The Thai Embassy in Singapore issued a travel warning yesterday suggesting that Thais avoid travelling to the island state, where smog levels hit a record high because of forest fires in neighbouring Indonesia.
The warning came as Singapore was suffering the highest levels of air pollution in 16 years.
The embassy recommended that Thais in Singapore as well as those with plans to travel there closely monitor the haze situation, which is expected to continue for the next few weeks, by visiting the website of the republic’s National Environment Agency (NEA) at nea.gov.sg.
Singapore’s smog index hit the critical 400 level yesterday, making it potentially life-threatening to the ill and elderly people, children, and pregnant women as well as those suffering from heart and lung diseases, according to the NEA. It also recommended avoiding open-air activities for extended periods and wearing an N-95 mask for any outdoor activities.
The record level was reached at 11am (10am Thailand time) after a rapid rise in the Pollutant Standards Index (PSI), which measures the haze crisis caused by Indonesian forest fires, Agence France-Presse reported.
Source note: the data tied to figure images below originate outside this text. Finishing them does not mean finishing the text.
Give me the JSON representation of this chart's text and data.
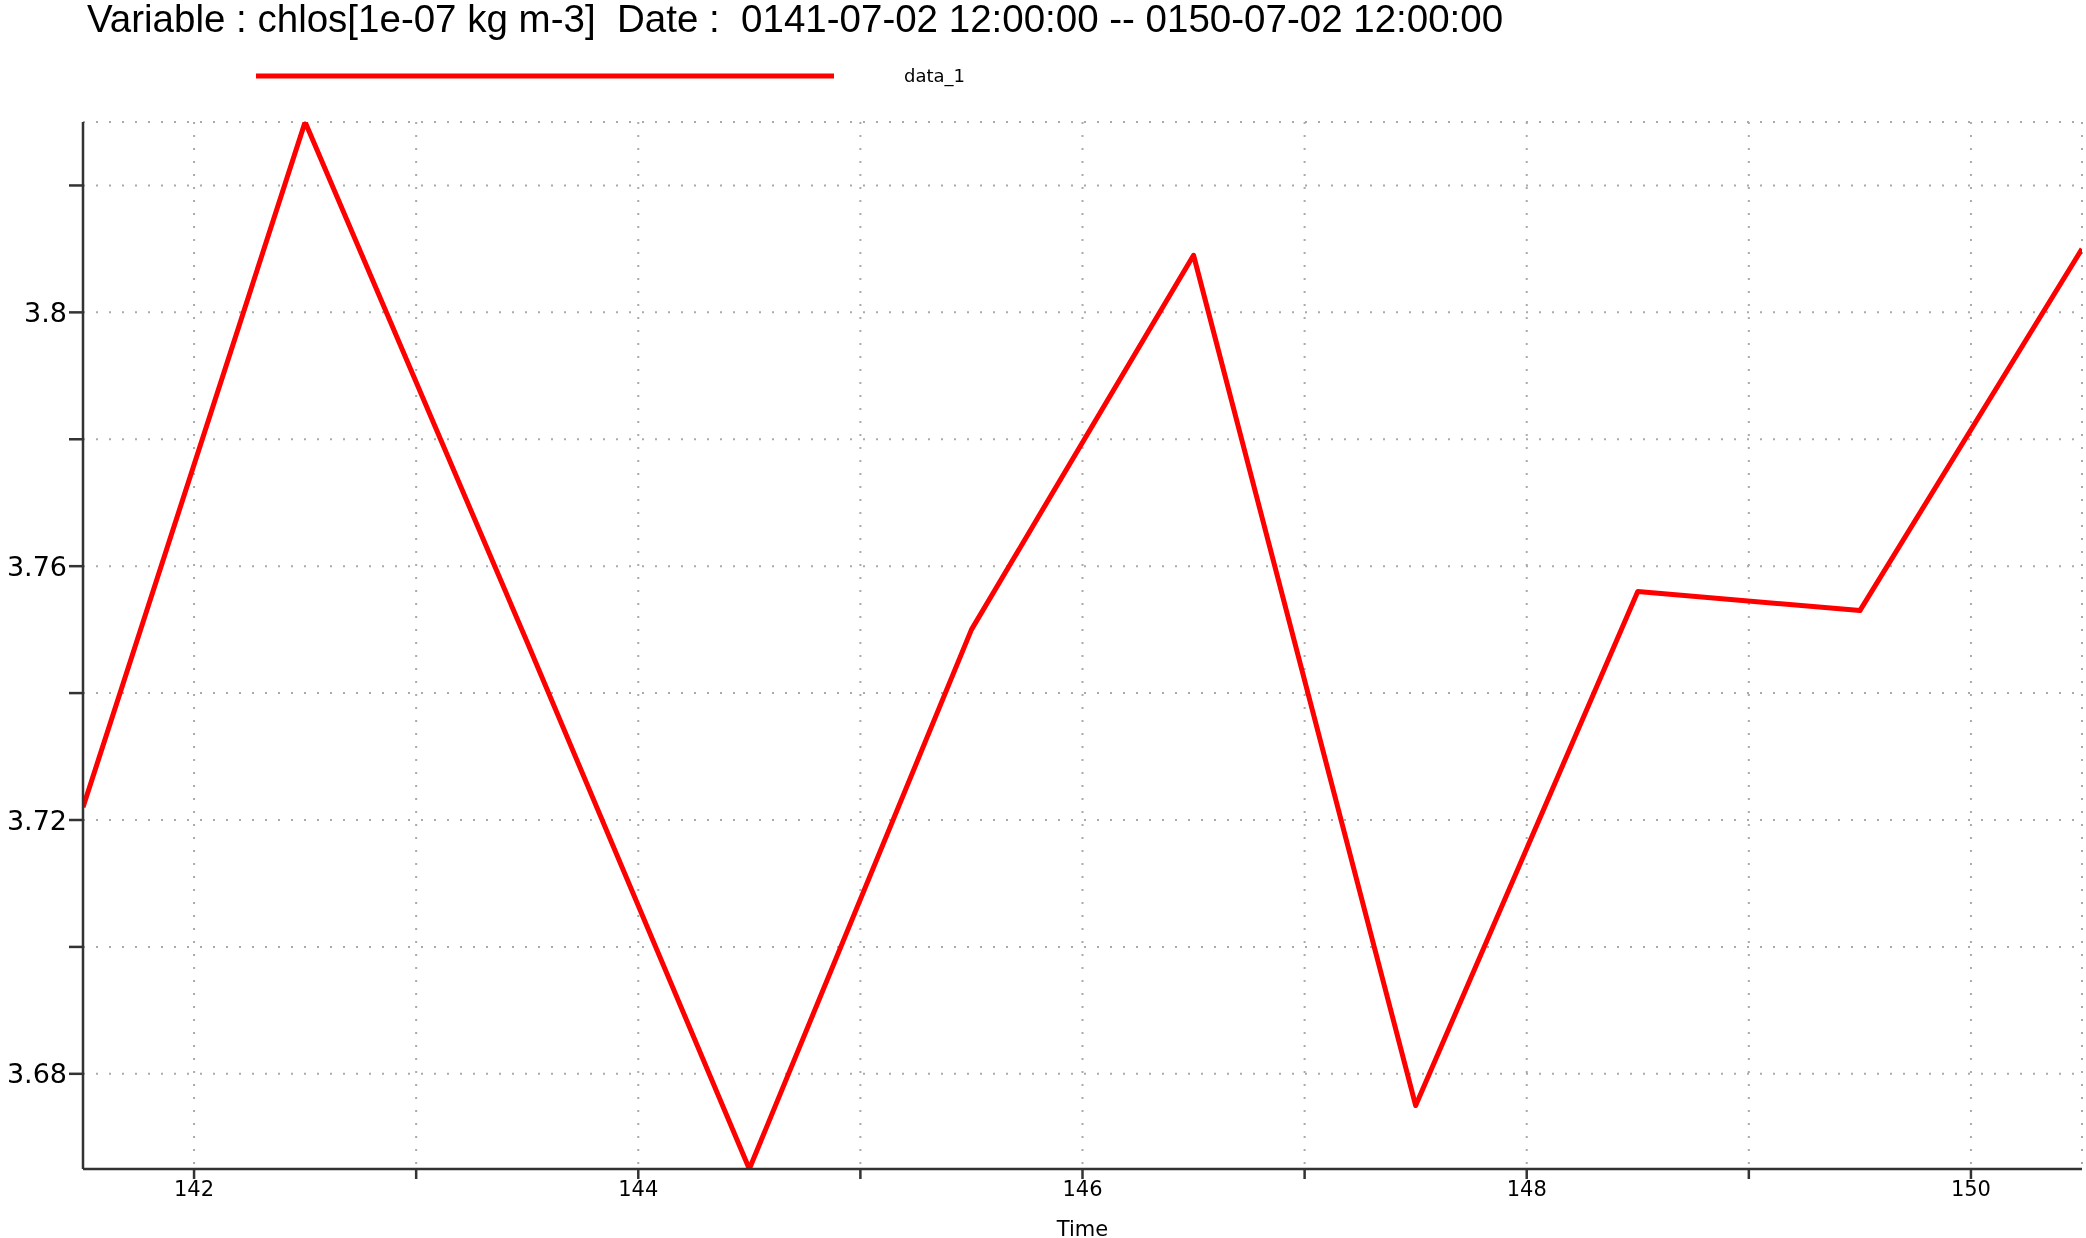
{
  "chart_data": {
    "type": "line",
    "title": "Variable : chlos[1e-07 kg m-3]  Date :  0141-07-02 12:00:00 -- 0150-07-02 12:00:00",
    "xlabel": "Time",
    "x": [
      141.5,
      142.5,
      143.5,
      144.5,
      145.5,
      146.5,
      147.5,
      148.5,
      149.5,
      150.5
    ],
    "series": [
      {
        "name": "data_1",
        "color": "#ff0000",
        "values": [
          3.722,
          3.83,
          3.748,
          3.665,
          3.75,
          3.809,
          3.675,
          3.756,
          3.753,
          3.81
        ]
      }
    ],
    "xlim": [
      141.5,
      150.5
    ],
    "xticks": [
      142,
      {
        "value": 143,
        "label": null
      },
      144,
      {
        "value": 145,
        "label": null
      },
      146,
      {
        "value": 147,
        "label": null
      },
      148,
      {
        "value": 149,
        "label": null
      },
      150
    ],
    "ylim": [
      3.665,
      3.83
    ],
    "yticks": [
      3.68,
      {
        "value": 3.7,
        "label": null
      },
      3.72,
      {
        "value": 3.74,
        "label": null
      },
      3.76,
      {
        "value": 3.78,
        "label": null
      },
      3.8,
      {
        "value": 3.82,
        "label": null
      }
    ],
    "grid": true,
    "legend": "top",
    "marker": "none",
    "line_style": "solid"
  }
}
According to Singaporean government guidelines, sustained PSI average levels above 400 on a 24-hour basis “may be life-threatening to ill and elderly persons”. If that 24-hour period is breached, the government advises all children, elderly people and persons with existing diseases to stay indoors, keep windows closed and avoid physical exertion as much as possible.
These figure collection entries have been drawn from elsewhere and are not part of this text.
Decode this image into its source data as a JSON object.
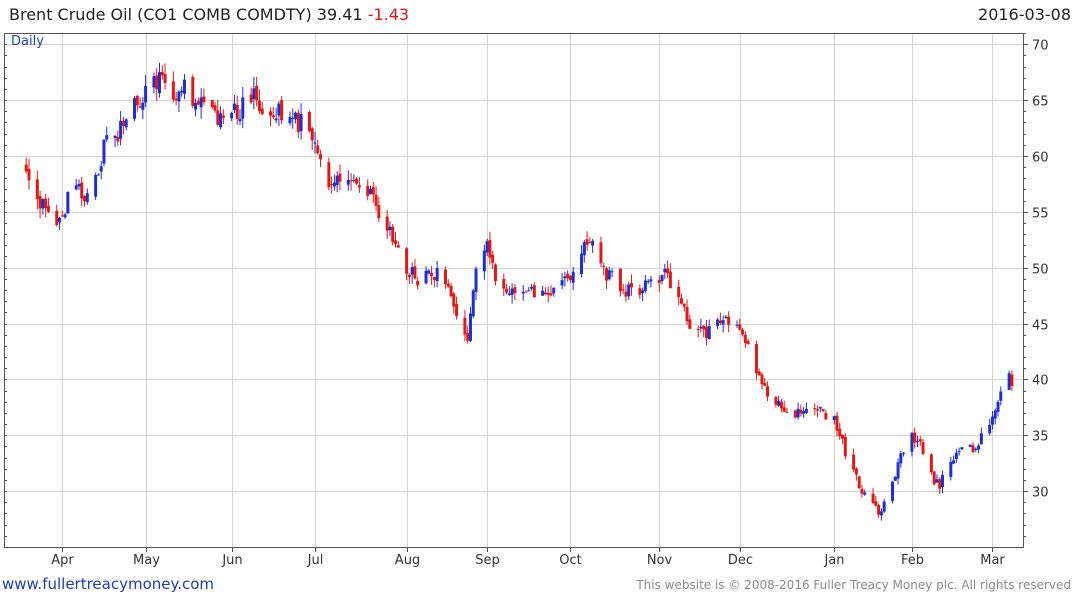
{
  "header": {
    "instrument": "Brent Crude Oil",
    "ticker": "(CO1 COMB COMDTY)",
    "last_price": "39.41",
    "change": "-1.43",
    "date": "2016-03-08"
  },
  "footer": {
    "left_text": "www.fullertreacymoney.com",
    "right_text": "This website is © 2008-2016 Fuller Treacy Money plc. All rights reserved"
  },
  "colors": {
    "up": "#1f2fcf",
    "down": "#e01818",
    "grid": "#d4d4d4",
    "axis": "#555555",
    "label": "#333333",
    "period_label": "#1f3fb0"
  },
  "chart_data": {
    "type": "candlestick",
    "title": "",
    "period_label": "Daily",
    "ylim": [
      25,
      71
    ],
    "y_ticks": [
      30,
      35,
      40,
      45,
      50,
      55,
      60,
      65,
      70
    ],
    "y_axis_side": "right",
    "x_range": [
      "2015-03-19",
      "2016-03-08"
    ],
    "x_ticks": [
      {
        "label": "Apr",
        "date": "2015-04-01"
      },
      {
        "label": "May",
        "date": "2015-05-01"
      },
      {
        "label": "Jun",
        "date": "2015-06-01"
      },
      {
        "label": "Jul",
        "date": "2015-07-01"
      },
      {
        "label": "Aug",
        "date": "2015-08-03"
      },
      {
        "label": "Sep",
        "date": "2015-09-01"
      },
      {
        "label": "Oct",
        "date": "2015-10-01"
      },
      {
        "label": "Nov",
        "date": "2015-11-02"
      },
      {
        "label": "Dec",
        "date": "2015-12-01"
      },
      {
        "label": "Jan",
        "date": "2016-01-04"
      },
      {
        "label": "Feb",
        "date": "2016-02-01"
      },
      {
        "label": "Mar",
        "date": "2016-03-01"
      }
    ],
    "grid": true,
    "close_path": [
      [
        "2015-03-19",
        59.2
      ],
      [
        "2015-03-23",
        56.5
      ],
      [
        "2015-03-26",
        55.0
      ],
      [
        "2015-03-30",
        53.5
      ],
      [
        "2015-04-02",
        55.5
      ],
      [
        "2015-04-06",
        58.0
      ],
      [
        "2015-04-09",
        55.5
      ],
      [
        "2015-04-14",
        58.5
      ],
      [
        "2015-04-17",
        62.5
      ],
      [
        "2015-04-21",
        62.0
      ],
      [
        "2015-04-24",
        64.0
      ],
      [
        "2015-04-29",
        65.0
      ],
      [
        "2015-05-04",
        66.5
      ],
      [
        "2015-05-07",
        67.0
      ],
      [
        "2015-05-12",
        65.5
      ],
      [
        "2015-05-15",
        66.5
      ],
      [
        "2015-05-20",
        64.5
      ],
      [
        "2015-05-26",
        63.5
      ],
      [
        "2015-05-29",
        63.0
      ],
      [
        "2015-06-03",
        64.0
      ],
      [
        "2015-06-09",
        65.5
      ],
      [
        "2015-06-12",
        63.5
      ],
      [
        "2015-06-17",
        64.0
      ],
      [
        "2015-06-22",
        63.0
      ],
      [
        "2015-06-26",
        63.0
      ],
      [
        "2015-07-01",
        62.0
      ],
      [
        "2015-07-06",
        57.0
      ],
      [
        "2015-07-10",
        58.5
      ],
      [
        "2015-07-15",
        57.5
      ],
      [
        "2015-07-20",
        57.0
      ],
      [
        "2015-07-24",
        54.5
      ],
      [
        "2015-07-29",
        53.0
      ],
      [
        "2015-08-03",
        49.8
      ],
      [
        "2015-08-07",
        49.0
      ],
      [
        "2015-08-12",
        49.5
      ],
      [
        "2015-08-17",
        49.0
      ],
      [
        "2015-08-21",
        45.5
      ],
      [
        "2015-08-25",
        43.0
      ],
      [
        "2015-08-28",
        50.0
      ],
      [
        "2015-09-01",
        52.0
      ],
      [
        "2015-09-04",
        49.5
      ],
      [
        "2015-09-09",
        48.0
      ],
      [
        "2015-09-14",
        48.5
      ],
      [
        "2015-09-18",
        48.0
      ],
      [
        "2015-09-23",
        48.0
      ],
      [
        "2015-09-28",
        48.5
      ],
      [
        "2015-10-01",
        49.0
      ],
      [
        "2015-10-06",
        52.5
      ],
      [
        "2015-10-09",
        52.5
      ],
      [
        "2015-10-13",
        49.5
      ],
      [
        "2015-10-16",
        49.0
      ],
      [
        "2015-10-21",
        48.0
      ],
      [
        "2015-10-26",
        47.5
      ],
      [
        "2015-10-30",
        49.0
      ],
      [
        "2015-11-04",
        49.5
      ],
      [
        "2015-11-09",
        47.5
      ],
      [
        "2015-11-13",
        44.5
      ],
      [
        "2015-11-18",
        44.0
      ],
      [
        "2015-11-23",
        45.0
      ],
      [
        "2015-11-27",
        45.5
      ],
      [
        "2015-12-02",
        44.5
      ],
      [
        "2015-12-07",
        40.5
      ],
      [
        "2015-12-11",
        38.5
      ],
      [
        "2015-12-16",
        37.5
      ],
      [
        "2015-12-21",
        36.5
      ],
      [
        "2015-12-24",
        37.5
      ],
      [
        "2015-12-30",
        37.0
      ],
      [
        "2016-01-04",
        36.5
      ],
      [
        "2016-01-08",
        33.5
      ],
      [
        "2016-01-13",
        30.5
      ],
      [
        "2016-01-18",
        28.5
      ],
      [
        "2016-01-20",
        28.0
      ],
      [
        "2016-01-25",
        31.0
      ],
      [
        "2016-01-28",
        33.0
      ],
      [
        "2016-02-01",
        35.0
      ],
      [
        "2016-02-04",
        34.5
      ],
      [
        "2016-02-09",
        31.0
      ],
      [
        "2016-02-11",
        30.5
      ],
      [
        "2016-02-16",
        33.0
      ],
      [
        "2016-02-19",
        33.5
      ],
      [
        "2016-02-24",
        34.0
      ],
      [
        "2016-03-01",
        36.5
      ],
      [
        "2016-03-04",
        38.5
      ],
      [
        "2016-03-07",
        40.8
      ],
      [
        "2016-03-08",
        39.41
      ]
    ]
  }
}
Indonesian and Singaporean officials have been holding emergency talks on how to extinguish the fires on farms and plantations on Sumatra.
Concerning Thai workers in Singapore, the embassy said it was cooperating with the local labour office to inform employers and workers about the situation. The employers have been instructed to supply masks to workers and to allow the workers to suspend their work with pay if the situation worsens.